Les dangers des ondes électromagnétiques

0
813

L’Agence nationale de sécurité sanitaire (ANSES) confirme les dangers des ondes électromagnétiques

L’Anses précise que les travaux en cours sur les personnes souffrant d’électro-hypersensibilité et ceux relatifs aux enfants, pourraient l’amener à faire évoluer ses recommandations.

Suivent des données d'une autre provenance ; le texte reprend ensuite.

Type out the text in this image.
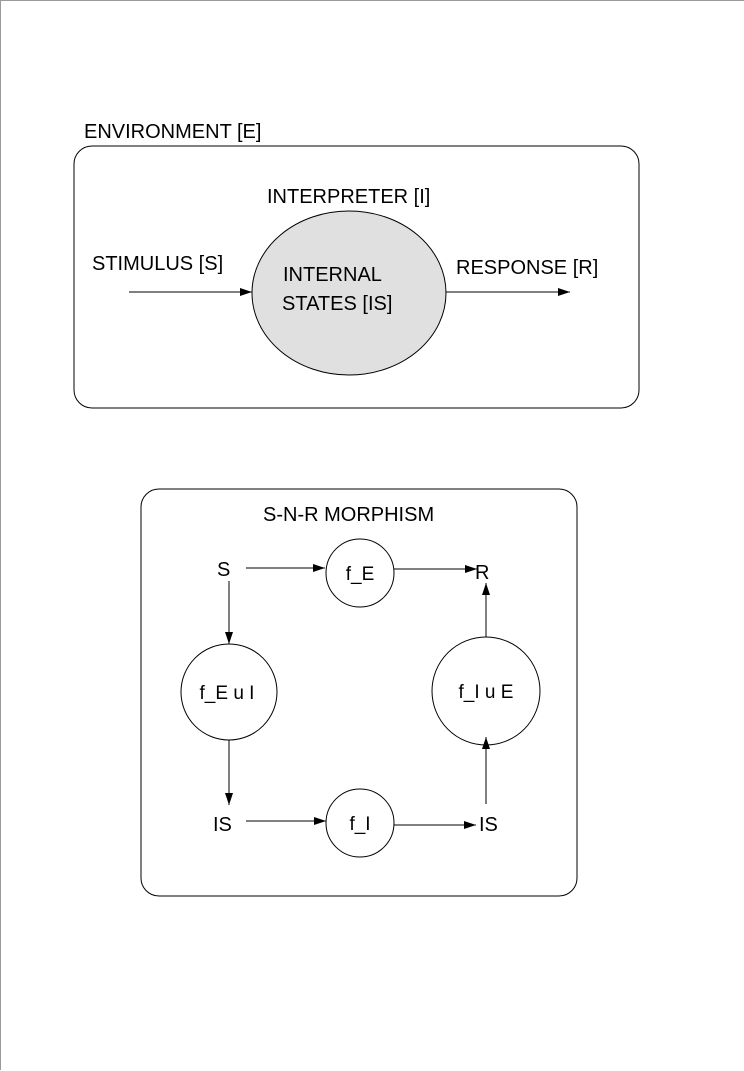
ENVIRONMENT [E]
INTERPRETER [I]
INTERNAL
STATES [IS]
STIMULUS [S]	RESPONSE [R]
S-N-R MORPHISM
S	R
IS	IS
f_E
f_E u I	f_I u E
f_I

L’Agence nationale de sécurité sanitaire de l’alimentation, de l’environnement et du travail (ANSES) a rendu public un nouveau rapport relatif aux effets des ondes électromagnétiques sur la santé.
Le directeur général de l’ANSES, a indiqué que plusieurs centaines d’études nouvelles ont été prises en compte depuis 2009, date du dernier avis de l’agence sur le sujet, alors que les technologies sans fil connaissent un déploiement toujours plus large.
Elles sont susceptibles d’augmenter l’exposition de la population via de nouvelles antennes, ou via de nouveaux équipements : Smartphones dernière génération, tablettes, etc.
La 4G permet d’avoir sur un Smartphone ou une tablette mobile un débit internet équivalent à celui d’une ligne fixe. L’ANSES ne conclut pas à un «effet sanitaire avéré chez l’homme» et donc ne propose pas de «nouvelles valeurs limites d’exposition de la population». Mais certains effets biologiques chez l’homme et chez l’animal ont, cependant, été constatés. L’agence recense également des impacts sur l’activité
électrique cérébrale pendant le sommeil.
Certains travaux montrent une hausse du risque sur le long terme de tumeurs cérébrales chez les utilisateurs intensifs. Le Centre international de recherche sur le cancer (CIRC), affilié à l’Organisation mondiale de la santé, avait déjà classé en 2011 les radiofréquences comme «cancérogènes possibles».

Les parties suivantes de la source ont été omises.